Cumpliendo con la rutina, Emma trabajó hasta las dos, comió y se fue a la piscina. En julio, a veces le gustaba ir a la de mujeres de Hampstead Heath, pero el día se había ido cubriendo con una nubosidad precaria, así que plantó cara a los adolescentes de la piscina cubierta. Fueron veinte minutos de no disfrutar, esquivando chavales que se tiraban en bomba, buceaban y tonteaban entre sí, enloquecidos por la libertad del fin del curso. Después se sentó en el vestuario, escuchó el mensaje de Dexter y sonrió. Memorizó la dirección de la finca y devolvió la llamada.

–Hola, soy yo. Sólo quería decirte que ahora salgo para allá, y que me muero de ganas de ver la barra para desayunar. Puede que llegue cinco minutos tarde. Ah, gracias por tu mensaje. Quería decirte… que perdona que haya estado tan brusca, y que hayamos discutido por una tontería. No tiene nada que ver contigo. Es que ahora mismo estoy un poco desquiciada. Lo importante es que te quiero mucho. ¡Anda que no! ¡Qué suerte tienes! Creo que eso es todo. Adiós, amor mío. Adiós.

A la salida del polideportivo, las nubes se habían hecho más oscuras. Acabó lloviendo: goterones sueltos, grises, de lluvia caliente. Maldiciendo el tiempo y el sillín mojado de la bicicleta, cruzó el norte de la ciudad en dirección a Kilburn, improvisando un recorrido por un laberinto de calles residenciales, hacia Lexington Road.

Cada vez llovía más fuerte, gotas aceitosas de agua urbana de color marrón; al ir de pie en los pedales, con la cabeza gacha, Emma apenas se dio cuenta de que se movía algo a su izquierda, por la callejuela. No es tanto una sensación de volar por los aires como de ser llevada a cuestas. Al ser depositada en el arcén, con la cara en el asfalto mojado, su primer impulso es buscar la bicicleta, que por alguna razón ha desaparecido de debajo de ella. Intenta mover la cabeza, pero no puede. Quiere quitarse el casco, porque hay gente mirándola, caras cerniéndose sobre ella, y los cascos de bicicleta le quedan ridículos; pero la gente en cuclillas a su lado parece asustada, y le preguntan sin parar te encuentras bien, te encuentras bien. Hay alguien que llora. Emma se da cuenta por primera vez de que no está bien. Parpadea, con la lluvia en la cara. Ahora seguro que llega tarde. Dexter la esperará.

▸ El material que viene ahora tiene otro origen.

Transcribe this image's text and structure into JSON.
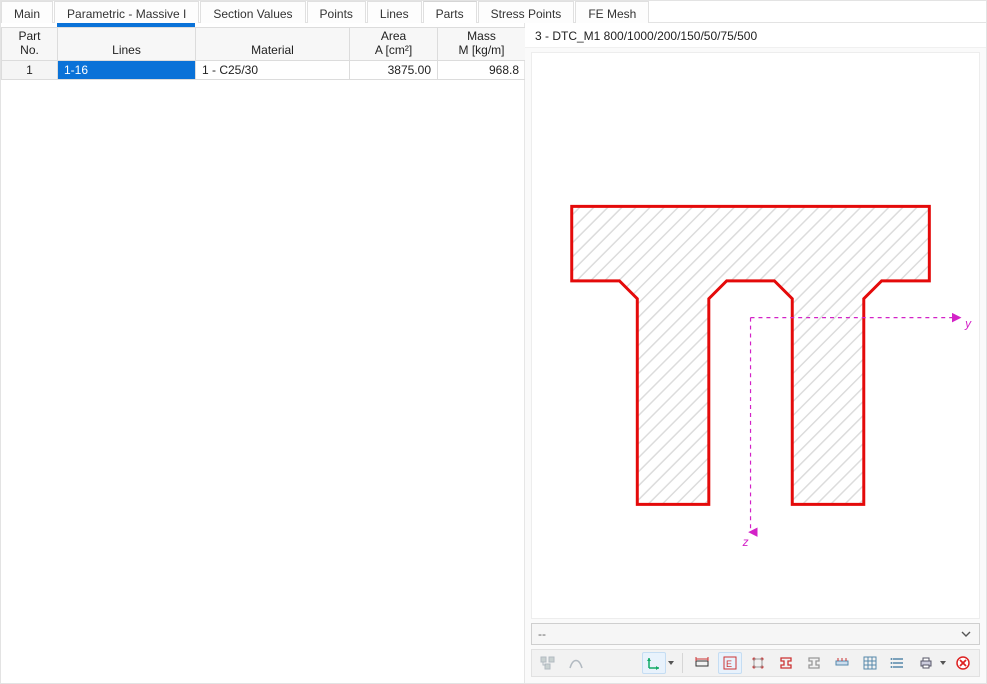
{
  "tabs": [
    {
      "label": "Main"
    },
    {
      "label": "Parametric - Massive I"
    },
    {
      "label": "Section Values"
    },
    {
      "label": "Points"
    },
    {
      "label": "Lines"
    },
    {
      "label": "Parts",
      "active": true
    },
    {
      "label": "Stress Points"
    },
    {
      "label": "FE Mesh"
    }
  ],
  "table": {
    "headers": {
      "part_no": {
        "l1": "Part",
        "l2": "No."
      },
      "lines": "Lines",
      "material": "Material",
      "area": {
        "l1": "Area",
        "l2": "A [cm²]"
      },
      "mass": {
        "l1": "Mass",
        "l2": "M [kg/m]"
      }
    },
    "rows": [
      {
        "no": "1",
        "lines": "1-16",
        "material": "1 - C25/30",
        "area": "3875.00",
        "mass": "968.8"
      }
    ]
  },
  "right": {
    "title": "3 - DTC_M1 800/1000/200/150/50/75/500",
    "axes": {
      "y": "y",
      "z": "z"
    },
    "dropdown_text": "--"
  },
  "toolbar": {
    "icons": [
      "toggle-tree-icon",
      "curve-icon",
      "sep",
      "spacer",
      "axes-icon",
      "sep",
      "dimension-icon",
      "values-icon",
      "points-icon",
      "ibeam-red-icon",
      "ibeam-grey-icon",
      "stress-icon",
      "grid-icon",
      "list-icon",
      "print-icon",
      "close-red-icon"
    ]
  },
  "colors": {
    "accent_blue": "#0a72d8",
    "section_outline": "#e40a0a",
    "hatch": "#e8e8e8",
    "axis": "#d322c7"
  }
}
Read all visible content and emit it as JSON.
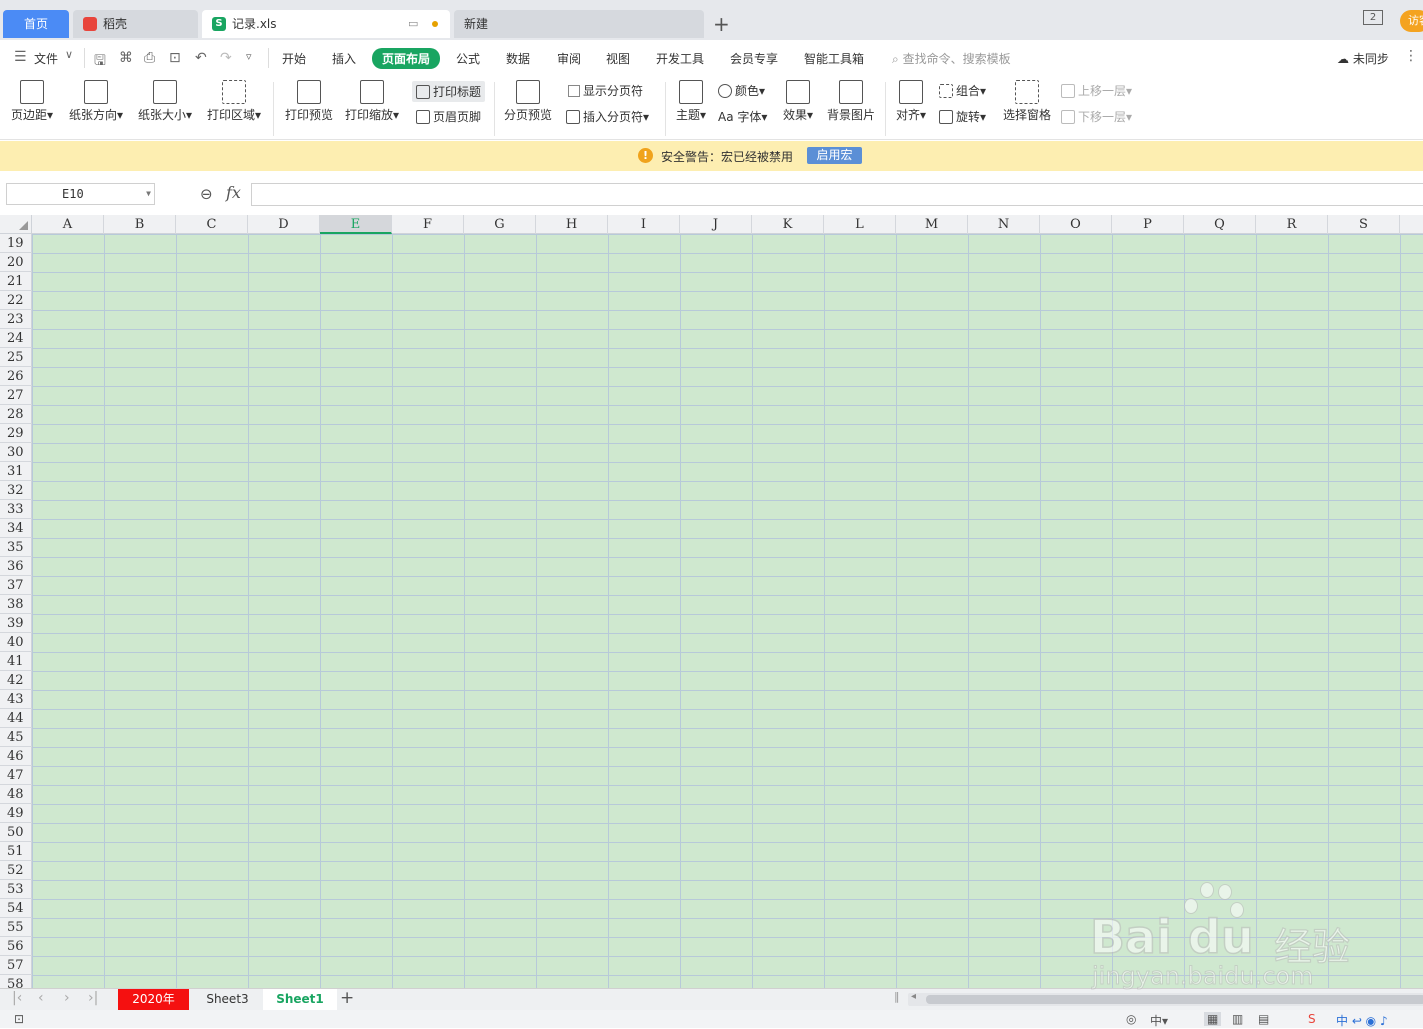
{
  "tabs": {
    "home": "首页",
    "daoke": "稻壳",
    "file": "记录.xls",
    "new": "新建",
    "plus": "+",
    "window_count": "2",
    "visit": "访客"
  },
  "menu": {
    "file": "文件",
    "items": [
      "开始",
      "插入",
      "页面布局",
      "公式",
      "数据",
      "审阅",
      "视图",
      "开发工具",
      "会员专享",
      "智能工具箱"
    ],
    "active": "页面布局",
    "search": "查找命令、搜索模板",
    "sync": "未同步"
  },
  "ribbon": {
    "margins": "页边距",
    "orientation": "纸张方向",
    "size": "纸张大小",
    "print_area": "打印区域",
    "print_preview": "打印预览",
    "print_scale": "打印缩放",
    "print_titles": "打印标题",
    "header_footer": "页眉页脚",
    "page_break_preview": "分页预览",
    "show_page_breaks": "显示分页符",
    "insert_page_break": "插入分页符",
    "theme": "主题",
    "colors": "颜色",
    "fonts": "字体",
    "fonts_prefix": "Aa",
    "effects": "效果",
    "background": "背景图片",
    "align": "对齐",
    "group": "组合",
    "rotate": "旋转",
    "selection_pane": "选择窗格",
    "bring_forward": "上移一层",
    "send_backward": "下移一层"
  },
  "warning": {
    "text": "安全警告：宏已经被禁用",
    "button": "启用宏",
    "icon": "!"
  },
  "formula_bar": {
    "name_box": "E10",
    "fx": "fx",
    "value": ""
  },
  "grid": {
    "columns": [
      "A",
      "B",
      "C",
      "D",
      "E",
      "F",
      "G",
      "H",
      "I",
      "J",
      "K",
      "L",
      "M",
      "N",
      "O",
      "P",
      "Q",
      "R",
      "S"
    ],
    "selected_column": "E",
    "rows": [
      "19",
      "20",
      "21",
      "22",
      "23",
      "24",
      "25",
      "26",
      "27",
      "28",
      "29",
      "30",
      "31",
      "32",
      "33",
      "34",
      "35",
      "36",
      "37",
      "38",
      "39",
      "40",
      "41",
      "42",
      "43",
      "44",
      "45",
      "46",
      "47",
      "48",
      "49",
      "50",
      "51",
      "52",
      "53",
      "54",
      "55",
      "56",
      "57",
      "58"
    ],
    "cell_bg": "#cfe8cf"
  },
  "sheets": {
    "names": [
      "2020年",
      "Sheet3",
      "Sheet1"
    ],
    "active": "Sheet1",
    "add": "+"
  },
  "watermark": {
    "brand": "Bai du",
    "cn": "经验",
    "url": "jingyan.baidu.com"
  }
}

Piensa en dos cosas con gran nitidez.

La primera es una foto de ella a los nueve años, con bañador rojo en una playa, no se acuerda de cuál, tal vez Filey o Scarborough. Está con sus padres, que la columpian hacia la cámara, contrayendo de risa sus caras quemadas por el sol. Después piensa en Dexter, protegido de la lluvia en las escaleras de la nueva casa, mirando su reloj con impaciencia; va a preguntarse dónde estoy, piensa ella. Se va a preocupar.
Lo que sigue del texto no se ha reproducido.